Sticks & Stones 2 – Will Past Hurt be a Foundation for Growth?
One of the stones in our lives that are different but common is being hurt by someone else. These hurts can be a weight that we sometimes do not even realize we are carrying. It may seem that we are handling the weight and out of nowhere we get knocked on our butt and all that hurt comes crashing in on us again. I was thinking if we looked at the life of Joseph for a minute we might see a way to drop this particular rock.
Joseph was born the eleventh son of Jacob. Jacob favored Joseph over his other sons and it began to wear on the older brothers. One day when they were in the field the brothers talked of killing Joseph and getting rid of him. As they were talking Joseph comes up and they grab him and throw him in a pit. They could not decide whether to kill him and as they argued a slave caravan came through and they decided to sell Joseph so his blood would not be on their hands. They took his coat and told his dad that a wild animal must have killed Joseph.
In Egypt Joseph is bought by a man named Potiphor who has a wife who takes a special interest in Joseph. She makes advances and Joseph resists. One day she decides she has had enough and grabs Joseph, but when he runs from the room she yells rape and he is thrown in prison. In prison he meets a wine taster and a baker who had displeased the king. The two have a dream and Joseph tells them what it means. In a few days the dreams come true just like Joseph said. He asks the men to remember him to the king, which they do not do.
The king has a dream and no one can tell him what it means, and then the man remembers Joseph telling him his dream. He tells the king and is released from prison and works the plan the dream showed him.

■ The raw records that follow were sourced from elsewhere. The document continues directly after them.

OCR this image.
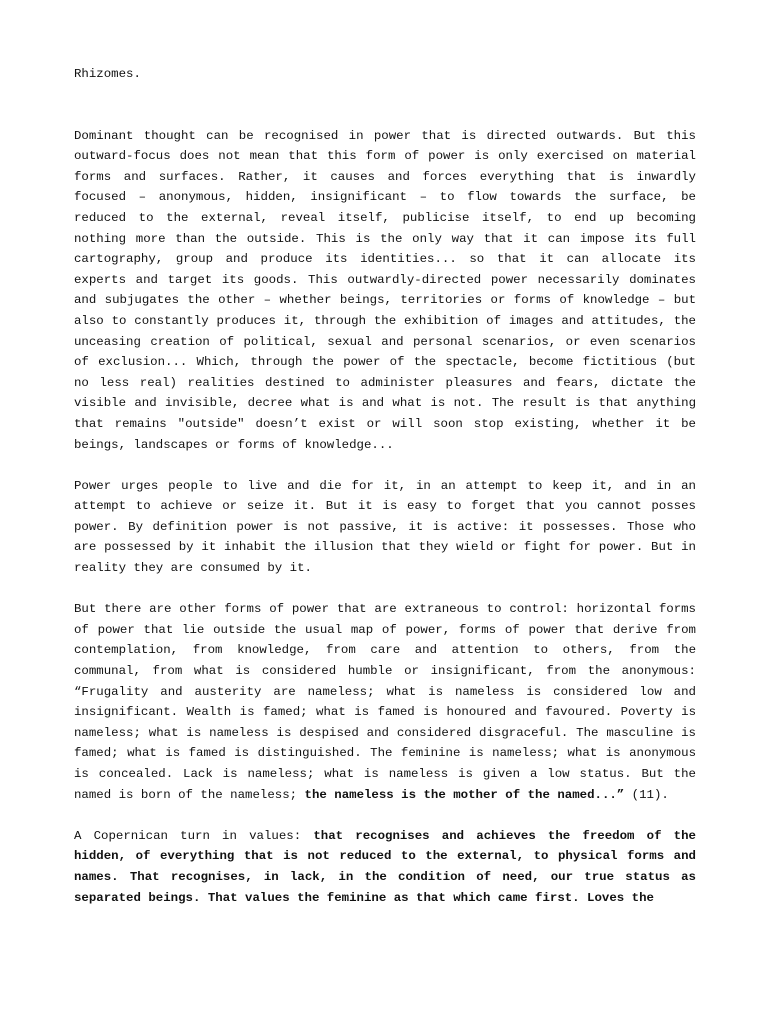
Rhizomes.

Dominant thought can be recognised in power that is directed outwards. But this outward-focus does not mean that this form of power is only exercised on material forms and surfaces. Rather, it causes and forces everything that is inwardly focused – anonymous, hidden, insignificant – to flow towards the surface, be reduced to the external, reveal itself, publicise itself, to end up becoming nothing more than the outside. This is the only way that it can impose its full cartography, group and produce its identities... so that it can allocate its experts and target its goods. This outwardly-directed power necessarily dominates and subjugates the other – whether beings, territories or forms of knowledge – but also to constantly produces it, through the exhibition of images and attitudes, the unceasing creation of political, sexual and personal scenarios, or even scenarios of exclusion... Which, through the power of the spectacle, become fictitious (but no less real) realities destined to administer pleasures and fears, dictate the visible and invisible, decree what is and what is not. The result is that anything that remains "outside" doesn’t exist or will soon stop existing, whether it be beings, landscapes or forms of knowledge...

Power urges people to live and die for it, in an attempt to keep it, and in an attempt to achieve or seize it. But it is easy to forget that you cannot posses power. By definition power is not passive, it is active: it possesses. Those who are possessed by it inhabit the illusion that they wield or fight for power. But in reality they are consumed by it.

But there are other forms of power that are extraneous to control: horizontal forms of power that lie outside the usual map of power, forms of power that derive from contemplation, from knowledge, from care and attention to others, from the communal, from what is considered humble or insignificant, from the anonymous: “Frugality and austerity are nameless; what is nameless is considered low and insignificant. Wealth is famed; what is famed is honoured and favoured. Poverty is nameless; what is nameless is despised and considered disgraceful. The masculine is famed; what is famed is distinguished. The feminine is nameless; what is anonymous is concealed. Lack is nameless; what is nameless is given a low status. But the named is born of the nameless; the nameless is the mother of the named...” (11).

A Copernican turn in values: that recognises and achieves the freedom of the hidden, of everything that is not reduced to the external, to physical forms and names. That recognises, in lack, in the condition of need, our true status as separated beings. That values the feminine as that which came first. Loves the
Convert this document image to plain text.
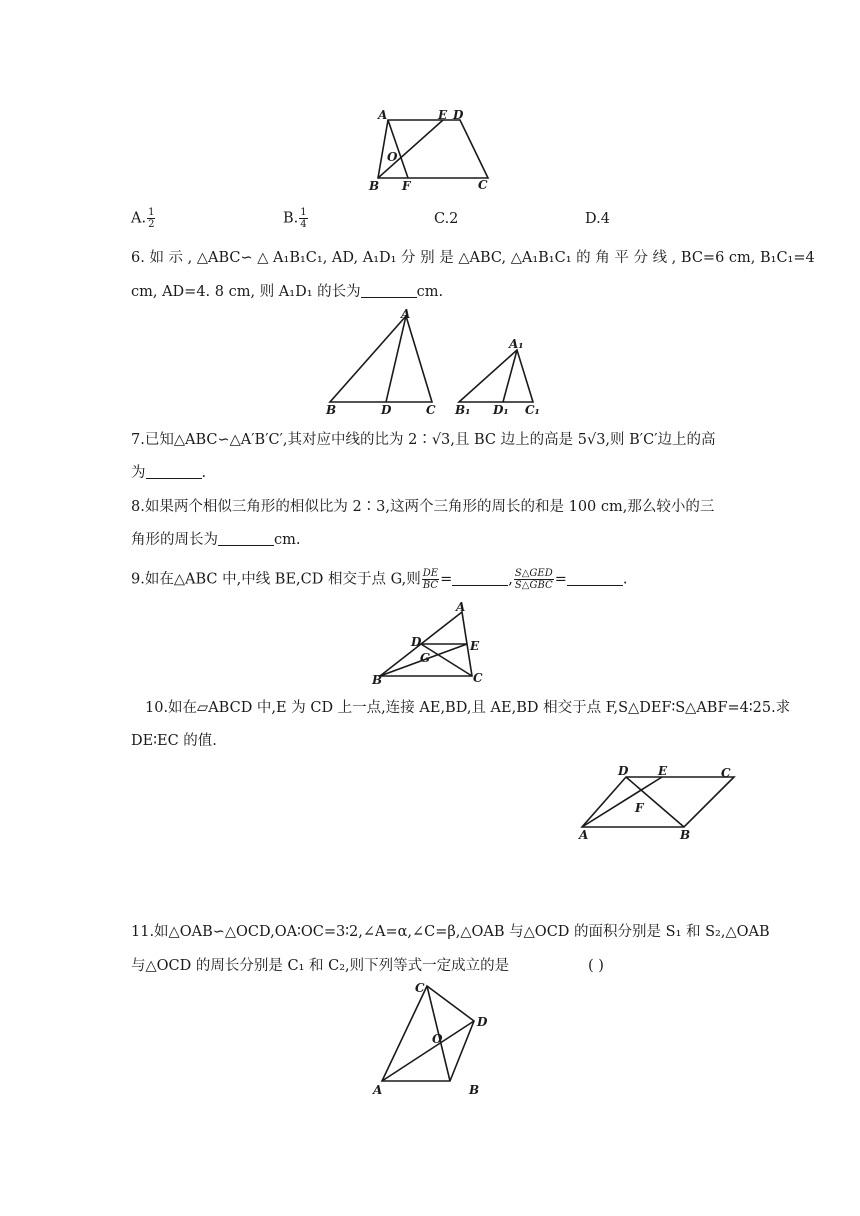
A	E D
O
B F	C
A. $\frac{1}{2}$	B. $\frac{1}{4}$	C.2	D.4
6. 如 示 , △ABC∽ △ A₁B₁C₁, AD, A₁D₁ 分 别 是 △ABC, △A₁B₁C₁ 的 角 平 分 线 , BC=6 cm, B₁C₁=4
cm, AD=4. 8 cm, 则 A₁D₁ 的长为	cm.
A
B	D	C
A₁
B₁ D₁ C₁
7.已知△ABC∽△A′B′C′,其对应中线的比为 2∶√3,且 BC 边上的高是 5√3,则 B′C′边上的高
为	.
8.如果两个相似三角形的相似比为 2∶3,这两个三角形的周长的和是 100 cm,那么较小的三
角形的周长为	cm.
9.如在△ABC 中,中线 BE,CD 相交于点 G,则 $\frac{DE}{BC}$ =	, $\frac{\text{S△GED}}{\text{S△GBC}}$ =	.
A
D	E
G
B	C
10.如在▱ABCD 中,E 为 CD 上一点,连接 AE,BD,且 AE,BD 相交于点 F,S△DEF∶S△ABF=4∶25.求
DE∶EC 的值.
D E	C
F
A	B
11.如△OAB∽△OCD,OA∶OC=3∶2,∠A=α,∠C=β,△OAB 与△OCD 的面积分别是 S₁ 和 S₂,△OAB
与△OCD 的周长分别是 C₁ 和 C₂,则下列等式一定成立的是	( )
C
D
O
A	B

He is promoted to second in the kingdom of Egypt and when the famine hits the kingdom has grain to trade with the entire world. I know, I know what does this have to do with forgiving hurt? I’ll get there just keep reading.
Joseph’s family needs grain so Jacob sends the boys to Egypt to and the boys have to ask Joseph for grain. Remember the last time they saw him he was young. It has been years and he is the last person they would expect to see. Joseph recognizes his brothers and it hits him. That rock drops on his chest and he clears the room and weeps. Maybe he had forgotten, I mean not really. How could you forget that your brothers sold you to slave traders? He has a choice to make. He can get the ultimate revenge on them for his hurt. He hides who he is from them, but eventually he reveals himself and they are scared to death. Joseph decides instead to forgive and let them go.
He decides to drop the rock instead of carrying it with him from that day forward. How did he do it? How could he look at his brothers and say, “What you meant for evil, God used for good.” Amazing words when you know his story. Let’s take a look at the two things we can do with people who hurt us.
We need to change the way we think about the people who hurt us. Being a follower of God requires that we change our thinking about several things. One of them is being hurt by others. The Apostle Paul talks about this in the book of Romans. “If someone does wrong to you, do not pay him back by doing wrong to him. Try to do what everyone thinks is right. Do your best to live in peace with everyone. My friends, do not try to punish others when they wrong you, but wait for God to punish them with his anger. It is written: “I will punish those who do wrong; I will repay them,“ says the Lord. But you should do this: “If your enemy is hungry, feed him; if he is thirsty, give him a drink. Doing this will be like pouring burning coals on his head.“ Do not let evil defeat you, but defeat evil by doing good. Romans 12:17-21 (NCV)
God wants us to change our thinking from seeing these people has hurtful and see them as simply people who have made a bad choice. In fact, God wants us to good to those who do wrong to us. It means not to be mat to be walked on, but to be aggressively forgiving others and to stand up for yourself. We have to decide if we want to be weighed down by the weight of not forgiving others. Will you not go out of your way to pay back a hurt? Can you say their name without a sweat breaking out? Will you decide to drop the rock?
Secondly, changing your thinking about the stone of hurt can give you a foundation to build on. Our hurts can become a weight or a foundation by how we choose to think about it. It is to change not how we feel about others, but how we view a hurt that we sometimes nurse for years. Peter writes to believers and says, “Do not do wrong to repay a wrong, and do not insult to repay an insult. But repay with a blessing, because you yourselves were called to do this so that you might receive a blessing.” 1 Peter 3:9 (NCV) What if we change our thinking from that hurt becoming our story to it being a part of our story that helps us build a better life? You do that by realizing that forgiving leads to a blessing for us. We stuck because we think it is letting them off the hook, when really it is us taking the hook out of our mouth and swimming free again.
When we realize that a hurt may have scars and pain but that leads to growth and healing. Dropping the stone of hurt will lead to a straight back, more life and a chance to be better than we were before we changed our thinking. So the truth about forgiving others begins when we change our thinking about hurts. They are not “Our Story”, just a part of our story. Don’t let a hurt stay in your arms and hold you down and back from the life you could live.